On se doutait que les conditions de vie des marins du 19ème siècle n’étaient pas très confortables mais il semblerait qu’elles étaient encore pires qu’on ne l’imaginait. Une équipe de chercheurs des universités d’Oxford et de Cranfield au Royaume-Uni, a réalisé une étude ostéologique portant sur 340 squelettes exhumés des cimetières de la Royal Navy à Greenwich, Gosport et Plymouth.
Ces hommes ont servis sous les ordres du vice-amiral Horatio Nelson (1758-1805), le héros de la bataille de Trafalgar, une victoire obligeant Napoléon à renoncer à ses rêves de conquête en Angleterre et marquant la suprématie britannique sur les mers. Les résultats de leurs recherches ont été présentés le 4 septembre dernier dans un documentaire de la chaîne anglaise Channel 4 et intitulé Nelson's Navy: Back From the Dead.
Ceri Boston, du département d’archéologie d’Oxford, et Catherine Sinnott, du laboratoire des sciences appliquées de Cranfield, ont constaté de façon plus surprenante qu'une minorité d'engagés étaient issus de milieux modestes. L'étude montre que de nombreux marins ont succombé au scorbut ou à des infections nées dans de petites coupures ou à des éraflures. Le scorbut, qui est une maladie due à une carence en vitamine C, paralyse le système immunitaire. Les hommes d’équipage, soumis à la malnutrition, étaient victimes d’infections mortelles comme le paludisme ou le typhus. De nombreux marins souffraient également de la syphilis, de la malaria, d'ulcères et d'infections dentaires. Par ailleurs, les scientifiques ont constaté que 6% des marins avaient subi des amputations auxquelles ils n’avaient pas survécus (cf Journaux et rapports médicaux de la Royal-Navy au 19ème siècle).
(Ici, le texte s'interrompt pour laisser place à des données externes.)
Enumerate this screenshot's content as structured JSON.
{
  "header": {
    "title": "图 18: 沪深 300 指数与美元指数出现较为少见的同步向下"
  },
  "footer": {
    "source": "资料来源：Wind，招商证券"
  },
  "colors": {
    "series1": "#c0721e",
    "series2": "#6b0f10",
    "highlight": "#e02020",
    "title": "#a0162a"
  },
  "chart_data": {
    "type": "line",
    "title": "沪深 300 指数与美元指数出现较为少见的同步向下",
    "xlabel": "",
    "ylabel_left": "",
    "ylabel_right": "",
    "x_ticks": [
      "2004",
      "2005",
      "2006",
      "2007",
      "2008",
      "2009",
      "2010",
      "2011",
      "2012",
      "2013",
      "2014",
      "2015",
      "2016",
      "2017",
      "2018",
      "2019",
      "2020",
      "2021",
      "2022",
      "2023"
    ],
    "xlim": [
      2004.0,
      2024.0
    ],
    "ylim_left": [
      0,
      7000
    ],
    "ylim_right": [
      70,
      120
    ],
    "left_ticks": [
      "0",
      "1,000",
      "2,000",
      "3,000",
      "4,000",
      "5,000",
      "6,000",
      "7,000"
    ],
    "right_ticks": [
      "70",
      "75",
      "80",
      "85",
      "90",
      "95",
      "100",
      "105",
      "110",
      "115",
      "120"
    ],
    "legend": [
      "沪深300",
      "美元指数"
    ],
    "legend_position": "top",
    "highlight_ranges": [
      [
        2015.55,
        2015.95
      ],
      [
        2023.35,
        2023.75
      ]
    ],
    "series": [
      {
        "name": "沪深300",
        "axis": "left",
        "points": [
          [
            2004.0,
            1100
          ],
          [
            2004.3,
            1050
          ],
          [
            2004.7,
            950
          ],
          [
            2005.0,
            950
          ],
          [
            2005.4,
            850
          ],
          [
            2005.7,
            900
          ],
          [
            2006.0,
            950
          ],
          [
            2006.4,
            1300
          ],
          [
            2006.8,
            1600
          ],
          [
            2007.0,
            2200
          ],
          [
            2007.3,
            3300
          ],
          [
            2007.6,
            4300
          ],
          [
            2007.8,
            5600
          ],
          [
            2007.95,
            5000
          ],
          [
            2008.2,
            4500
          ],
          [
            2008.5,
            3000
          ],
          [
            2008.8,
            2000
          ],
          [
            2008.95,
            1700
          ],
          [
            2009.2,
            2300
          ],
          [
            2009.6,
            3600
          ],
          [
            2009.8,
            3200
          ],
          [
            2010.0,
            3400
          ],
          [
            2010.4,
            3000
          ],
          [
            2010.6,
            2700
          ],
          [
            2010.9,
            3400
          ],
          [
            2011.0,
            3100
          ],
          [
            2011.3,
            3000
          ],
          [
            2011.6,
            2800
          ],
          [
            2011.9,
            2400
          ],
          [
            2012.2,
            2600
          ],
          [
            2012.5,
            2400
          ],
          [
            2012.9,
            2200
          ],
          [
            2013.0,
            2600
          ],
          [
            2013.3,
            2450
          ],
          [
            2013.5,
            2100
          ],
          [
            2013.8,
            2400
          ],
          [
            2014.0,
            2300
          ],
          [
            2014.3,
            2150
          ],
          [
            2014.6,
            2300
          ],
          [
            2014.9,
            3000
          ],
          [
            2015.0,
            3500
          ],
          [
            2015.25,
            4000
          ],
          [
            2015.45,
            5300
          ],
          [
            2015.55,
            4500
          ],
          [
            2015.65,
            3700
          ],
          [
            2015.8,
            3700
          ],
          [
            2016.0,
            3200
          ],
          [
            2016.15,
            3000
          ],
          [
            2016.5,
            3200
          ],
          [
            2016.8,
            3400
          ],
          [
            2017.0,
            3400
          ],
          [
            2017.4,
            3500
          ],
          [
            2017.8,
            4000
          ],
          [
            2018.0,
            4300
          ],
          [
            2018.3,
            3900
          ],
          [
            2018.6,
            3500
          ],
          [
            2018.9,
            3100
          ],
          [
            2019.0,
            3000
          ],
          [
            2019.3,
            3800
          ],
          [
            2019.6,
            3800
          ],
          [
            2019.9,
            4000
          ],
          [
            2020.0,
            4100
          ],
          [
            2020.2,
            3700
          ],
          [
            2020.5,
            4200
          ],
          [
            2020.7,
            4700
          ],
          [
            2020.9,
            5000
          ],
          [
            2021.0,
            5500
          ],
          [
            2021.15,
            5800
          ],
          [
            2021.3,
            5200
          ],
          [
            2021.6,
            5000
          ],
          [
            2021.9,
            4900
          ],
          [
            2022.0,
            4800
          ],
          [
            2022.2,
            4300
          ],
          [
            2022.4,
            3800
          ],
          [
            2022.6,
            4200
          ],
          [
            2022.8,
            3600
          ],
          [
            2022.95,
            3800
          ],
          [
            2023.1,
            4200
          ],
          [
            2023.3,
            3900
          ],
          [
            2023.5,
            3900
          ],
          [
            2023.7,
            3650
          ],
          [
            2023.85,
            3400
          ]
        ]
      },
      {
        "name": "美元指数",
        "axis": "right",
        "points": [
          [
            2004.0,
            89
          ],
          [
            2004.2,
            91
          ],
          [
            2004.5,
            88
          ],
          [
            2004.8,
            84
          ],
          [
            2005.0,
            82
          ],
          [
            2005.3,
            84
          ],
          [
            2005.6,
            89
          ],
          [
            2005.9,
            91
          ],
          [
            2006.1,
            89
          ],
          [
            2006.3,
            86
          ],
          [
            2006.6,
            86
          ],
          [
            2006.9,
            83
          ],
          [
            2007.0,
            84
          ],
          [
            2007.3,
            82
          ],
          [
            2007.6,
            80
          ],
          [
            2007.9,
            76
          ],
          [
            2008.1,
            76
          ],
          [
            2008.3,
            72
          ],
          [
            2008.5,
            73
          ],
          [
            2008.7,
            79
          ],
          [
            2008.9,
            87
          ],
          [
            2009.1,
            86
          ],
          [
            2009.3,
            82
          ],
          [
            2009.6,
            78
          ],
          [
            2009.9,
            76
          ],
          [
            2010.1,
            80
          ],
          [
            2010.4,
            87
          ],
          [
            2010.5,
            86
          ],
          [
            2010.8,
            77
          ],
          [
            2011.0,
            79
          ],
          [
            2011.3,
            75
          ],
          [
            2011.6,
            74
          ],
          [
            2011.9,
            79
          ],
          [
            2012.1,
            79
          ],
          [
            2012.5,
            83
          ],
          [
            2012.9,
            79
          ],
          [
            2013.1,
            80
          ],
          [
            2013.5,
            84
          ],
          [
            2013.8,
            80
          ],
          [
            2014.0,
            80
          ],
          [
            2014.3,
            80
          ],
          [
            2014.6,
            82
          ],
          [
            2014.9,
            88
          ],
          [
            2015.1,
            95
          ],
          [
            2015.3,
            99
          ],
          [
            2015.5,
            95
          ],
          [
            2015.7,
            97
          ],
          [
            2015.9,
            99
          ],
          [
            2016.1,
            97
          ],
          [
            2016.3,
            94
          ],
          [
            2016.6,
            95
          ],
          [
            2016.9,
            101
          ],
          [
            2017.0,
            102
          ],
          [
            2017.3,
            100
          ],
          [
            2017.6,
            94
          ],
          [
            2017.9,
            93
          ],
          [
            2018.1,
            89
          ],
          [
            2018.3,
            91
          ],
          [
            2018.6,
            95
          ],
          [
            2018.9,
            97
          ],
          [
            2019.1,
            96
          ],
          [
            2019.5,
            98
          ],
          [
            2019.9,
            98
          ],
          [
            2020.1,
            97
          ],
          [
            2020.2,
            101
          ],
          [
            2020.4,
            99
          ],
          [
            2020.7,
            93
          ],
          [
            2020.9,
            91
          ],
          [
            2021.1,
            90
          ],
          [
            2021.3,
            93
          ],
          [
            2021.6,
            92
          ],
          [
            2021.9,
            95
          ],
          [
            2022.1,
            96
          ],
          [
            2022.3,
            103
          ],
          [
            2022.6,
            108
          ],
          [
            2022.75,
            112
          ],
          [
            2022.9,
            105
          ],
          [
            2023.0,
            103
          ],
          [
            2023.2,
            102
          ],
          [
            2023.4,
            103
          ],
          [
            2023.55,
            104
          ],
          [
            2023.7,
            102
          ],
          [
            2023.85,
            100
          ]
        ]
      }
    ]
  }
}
Les ostéologues se sont également intéressés à l'age moyen des marins. A Plymouth, 1/5ème des 170 squelettes étudiés appartenait à des adolescents et que certains n'avaient pas plus de 10 ou 11 ans. Ces garçons occupaient le poste de "Powder monkeys" et devaient transporter le plus rapidement possible les stocks de poudre depuis la cale jusqu'aux cannons. Ils étaient recrutés pour leur agilité. La majorité d'entre eux sont morts de la malaria ou de la fièvre jaune. Beaucoup de ces jeunes gens ont navigué dans l'océan Atlantique et aux Caraïbes. A Gosport, les scientifiques ont exhumés 50 individus et constatés que presque tous les hommes étaient âgés de 20 à 30 ans au moment de leur mort. Les 120 marins enterrés à Greenwich étaient des vétérans. Bien qu'ils soient parvenus à l'age mur, la plupart présentaient de nombreuses traces de blessures. Le site de Greenwich a accueilli le Royal Hospital for Seamen jusqu'en 1869. Cet hôpital militaire a été fondé pour accueillir les marins blessés bénéficiant d'une pension de retraite.